Bruce Arnold

Critic of Public Affairs, writing about art, theatre, music and politics

For children's sake, vote No and reject this hollow care proposal

Were I a member of this or any previous government of this country I would be ashamed to use the description of 'the State as guardian of the common good' in respect of care of children. It is a sanctimonious and empty term in regard to the rest of the proposed Article, particularly where it is used specifically, "to provide the place of the parents in keeping children safe". But it is the hollowness of the concept of guardianship that makes me cringe.

Any narrative of the State's guardianship is full of woeful and terrible mistakes in respect of State care of children.

From the 1920s, when Peter Tyrrell's incarceration in Letterfrack began, up to the final closure of the industrial school system completed around 1970, the Irish State was knowingly guilty of appalling neglect through its failure to regulate.

Lack of food, clothing, education, coupled with physical and sexual abuse, were widespread throughout the system that then prevailed. Tens of thousands of children suffered.

Tyrrell was not criminal. He was just from an impoverished family. The family was a loving one. Letterfrack was anything but. Yet the State monitored an industrial school committal system without ever regulating its abuse by the Catholic Church which ran the institutions.

From 1970 to the 1990s the focus shifted to diocesan and family abuse. The State as "guardian of the common good" was derelict by not passing laws that penalised those who controlled or protected priests who abused. The State did the reverse, repealing the crime known as misprision of felony that made it an offence to conceal a felony and replacing it with a provision that did not extend to sexual offences.

From the 1990s the failure of the State became more complicated, with the church retreating behind the barricades of evasion of responsibility and the HSE demonstrating a lack of competence that endorses nothing so much as the overall embarrassment of our pretending that guardianship will get any better.

The referendum does not tell us how this miracle of change will be delivered, since it never has before, and making it happen now has not been defined. We never have long to wait, even in the modern era, before further examples of collective national embarrassment make us look round to see where the 'common good' has gone.

The referendum does not tell us. Nor will the legislation. The demand will manifest itself in lost, abused, abandoned children, in the future as it has done in the past.

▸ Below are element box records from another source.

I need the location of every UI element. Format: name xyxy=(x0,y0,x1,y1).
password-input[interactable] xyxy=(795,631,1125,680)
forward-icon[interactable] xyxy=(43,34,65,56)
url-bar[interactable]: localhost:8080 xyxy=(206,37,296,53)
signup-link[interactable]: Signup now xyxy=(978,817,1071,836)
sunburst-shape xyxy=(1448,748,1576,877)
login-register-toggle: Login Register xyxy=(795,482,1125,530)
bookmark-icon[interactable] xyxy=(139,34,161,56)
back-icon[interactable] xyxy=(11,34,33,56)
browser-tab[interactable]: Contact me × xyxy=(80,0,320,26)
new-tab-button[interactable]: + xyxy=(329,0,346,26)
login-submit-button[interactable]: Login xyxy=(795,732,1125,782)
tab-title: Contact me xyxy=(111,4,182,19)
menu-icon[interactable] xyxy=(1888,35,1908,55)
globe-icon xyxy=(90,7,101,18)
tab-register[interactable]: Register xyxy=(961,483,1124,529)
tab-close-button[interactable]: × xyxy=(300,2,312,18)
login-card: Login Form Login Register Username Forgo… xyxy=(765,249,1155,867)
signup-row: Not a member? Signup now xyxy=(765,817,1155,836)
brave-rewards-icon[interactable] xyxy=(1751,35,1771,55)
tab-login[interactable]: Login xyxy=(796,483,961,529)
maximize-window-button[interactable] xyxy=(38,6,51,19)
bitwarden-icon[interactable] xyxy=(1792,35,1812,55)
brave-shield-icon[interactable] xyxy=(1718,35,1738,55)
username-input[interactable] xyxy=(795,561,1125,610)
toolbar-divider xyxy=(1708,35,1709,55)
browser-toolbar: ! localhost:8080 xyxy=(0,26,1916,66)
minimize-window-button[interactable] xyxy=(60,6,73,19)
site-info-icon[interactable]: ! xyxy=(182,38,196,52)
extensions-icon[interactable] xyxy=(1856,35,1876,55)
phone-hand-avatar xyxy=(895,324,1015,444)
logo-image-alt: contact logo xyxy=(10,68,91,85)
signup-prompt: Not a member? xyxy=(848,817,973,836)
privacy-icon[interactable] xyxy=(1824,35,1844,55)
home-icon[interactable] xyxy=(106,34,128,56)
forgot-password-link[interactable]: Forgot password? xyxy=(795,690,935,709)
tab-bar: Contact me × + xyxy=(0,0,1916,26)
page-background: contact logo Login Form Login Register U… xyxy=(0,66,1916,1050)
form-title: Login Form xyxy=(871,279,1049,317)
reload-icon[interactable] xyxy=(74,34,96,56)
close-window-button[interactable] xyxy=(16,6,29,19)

Let me now turn to another series of absurdities that make a nonsense of the drafting of the new Article 42A. This is because those responsible for drafting the Article we vote on next Saturday totally ignored a comprehensive report of 700 pages dealing in detail with children's rights and putting forward ideas of far greater penetration and wisdom than the country is being asked to vote for. These suggested amendments are contained in the 1996 Report of the Constitution Review Group chaired by Ken Whitaker with a distinguished list of members, among them the chairperson of the Referendum Commission, Mrs Justice Mary Finlay Geoghegan.

They pondered the Constitution as it applied to children and came up with practical proposals. These would have sensibly fitted in with a new and better-drafted Article. These included the following rights: that children would be registered and named at birth and given the right to know and be cared for by their parents. In the case of a non-marital child, this obligation would be on both parents. In the event of such adoption there would be regulation on the time and manner in which children would be entitled to this information about their birth parents.

Wisely, the Whitaker Group recognised that the ponderous 'inalienable' and 'imprescriptible' rights have been superseded by 'human rights' now a well-documented, widely recognised and respected form of protection of the person.

It was not on a whim that the removal of these terms -- solidly and ludicrously present in Article 42Ai and 42A2.i -- was put forward as a significant change. The Group recognised that these words had given rise to a tilting of the balance in favour of the autonomy of the family to the possible detriment of individual members of families.

We need to stop this referendum because it seriously harms the prospects for a better, more coherent and more comprehensive protection of the child. There will be plenty of room left over for failure. After almost a century of failure what confidence could we have in the success now promised on foot of such a demonstrably flawed document as the one we vote on. For the sake of the future vote No.